Slow your pace as you move through your home life and daily routines with your child. Walk more slowly to start. Go through your actions - of packing a backpack, or loading the dishwasher, or putting toys away, with less haste and more care.
Stand still and take three deep breaths.
Look out a window and focus on what you see.
Sit down on the floor, close your eyes, and just be for a minute.
Pet your dog or cat, slowing down as you do so.
If you have flowers, potted plants, or a garden, take some time and check on them, appreciating changes and growth.

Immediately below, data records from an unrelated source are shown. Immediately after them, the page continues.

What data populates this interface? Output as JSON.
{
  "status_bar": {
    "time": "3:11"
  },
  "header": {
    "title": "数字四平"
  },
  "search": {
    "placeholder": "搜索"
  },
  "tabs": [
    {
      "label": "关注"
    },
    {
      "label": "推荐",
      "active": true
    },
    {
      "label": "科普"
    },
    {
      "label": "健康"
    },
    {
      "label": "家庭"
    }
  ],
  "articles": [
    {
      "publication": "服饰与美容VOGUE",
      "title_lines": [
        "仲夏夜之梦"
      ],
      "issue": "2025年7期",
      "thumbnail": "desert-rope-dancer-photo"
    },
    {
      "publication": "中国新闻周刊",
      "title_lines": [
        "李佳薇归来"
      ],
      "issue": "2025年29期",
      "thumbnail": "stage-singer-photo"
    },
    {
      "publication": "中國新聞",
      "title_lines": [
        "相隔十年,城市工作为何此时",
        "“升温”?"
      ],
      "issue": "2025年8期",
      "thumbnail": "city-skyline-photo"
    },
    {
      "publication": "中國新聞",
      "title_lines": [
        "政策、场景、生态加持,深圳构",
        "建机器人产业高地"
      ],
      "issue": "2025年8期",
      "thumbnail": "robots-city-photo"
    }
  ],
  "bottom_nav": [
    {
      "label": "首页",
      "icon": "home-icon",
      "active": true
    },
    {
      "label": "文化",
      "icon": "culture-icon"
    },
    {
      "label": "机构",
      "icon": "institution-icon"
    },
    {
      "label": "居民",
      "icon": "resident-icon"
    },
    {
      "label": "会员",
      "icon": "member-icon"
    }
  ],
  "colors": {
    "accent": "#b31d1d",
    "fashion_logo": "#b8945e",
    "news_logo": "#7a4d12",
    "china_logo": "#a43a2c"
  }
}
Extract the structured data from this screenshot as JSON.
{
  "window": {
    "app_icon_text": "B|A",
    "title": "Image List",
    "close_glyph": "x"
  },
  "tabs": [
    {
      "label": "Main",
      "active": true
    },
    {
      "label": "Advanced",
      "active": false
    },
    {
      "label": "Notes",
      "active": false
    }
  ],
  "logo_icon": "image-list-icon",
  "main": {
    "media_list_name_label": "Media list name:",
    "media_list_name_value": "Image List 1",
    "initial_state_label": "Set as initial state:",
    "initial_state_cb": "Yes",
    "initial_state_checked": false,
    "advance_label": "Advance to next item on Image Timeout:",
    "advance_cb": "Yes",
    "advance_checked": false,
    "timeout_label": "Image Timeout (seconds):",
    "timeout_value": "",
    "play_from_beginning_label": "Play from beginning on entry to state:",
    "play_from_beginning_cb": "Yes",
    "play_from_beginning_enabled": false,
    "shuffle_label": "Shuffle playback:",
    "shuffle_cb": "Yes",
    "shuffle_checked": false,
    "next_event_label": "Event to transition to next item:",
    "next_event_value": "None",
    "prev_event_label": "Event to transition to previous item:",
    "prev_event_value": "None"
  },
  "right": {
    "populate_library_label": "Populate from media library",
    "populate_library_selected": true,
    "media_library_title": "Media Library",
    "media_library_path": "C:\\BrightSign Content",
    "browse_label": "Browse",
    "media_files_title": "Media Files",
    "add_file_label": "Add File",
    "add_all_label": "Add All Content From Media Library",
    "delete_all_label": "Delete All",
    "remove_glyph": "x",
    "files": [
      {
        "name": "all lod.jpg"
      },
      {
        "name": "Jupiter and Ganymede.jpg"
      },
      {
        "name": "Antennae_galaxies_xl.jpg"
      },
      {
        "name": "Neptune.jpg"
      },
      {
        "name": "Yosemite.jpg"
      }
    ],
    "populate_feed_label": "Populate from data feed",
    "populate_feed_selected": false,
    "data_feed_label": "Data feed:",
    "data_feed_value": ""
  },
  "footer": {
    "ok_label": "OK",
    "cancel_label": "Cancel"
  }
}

Try to remember that you can deliberately step back, pause, or refocus for yourself - not stepping away because of a work email, or because you need to make dinner, or because the laundry has to be changed. Because you choose to take a few minutes for yourself, to do any of the above. Your child may be right beside you all the while, but you will reclaim some of your own capacity.
With your child:
Get outside. Aim to be calmly glad about it - look forward to it, try not to rush yourself out the door, appreciate it when you get there.
Notice the unfolding of spring - the vivid greens of new leaves, the sun on your face, the latest blossoming flowers.
Take a five or ten minute walk, with a simple, low-stress destination.
Put your hands to nature - in the soil, on the bark of a tree, or gently touching new leaves or the stems of flowers. This could be in a park or outdoor garden, or in a pot of mint or a vase of flowers in your kitchen window. Be present to the sensory feedback - the cool dampness of the soil, the textures of a tree trunk, the shades and shapes of leaves, the scent of the earth or blossoms.
Avoid situations that feel too chaotic. Yes, you truly can. It will not damage your child’s social development.
If you don’t get outside, don’t feel bad about it. Consider doing some food prep or flower arranging to bring components of nature into your home. Read some good books together.
Have a dance party to music you actually enjoy (that is still language-appropriate for your child!).
Self-regulation is a practice - and one of the best uses of your time, no matter how busy you are.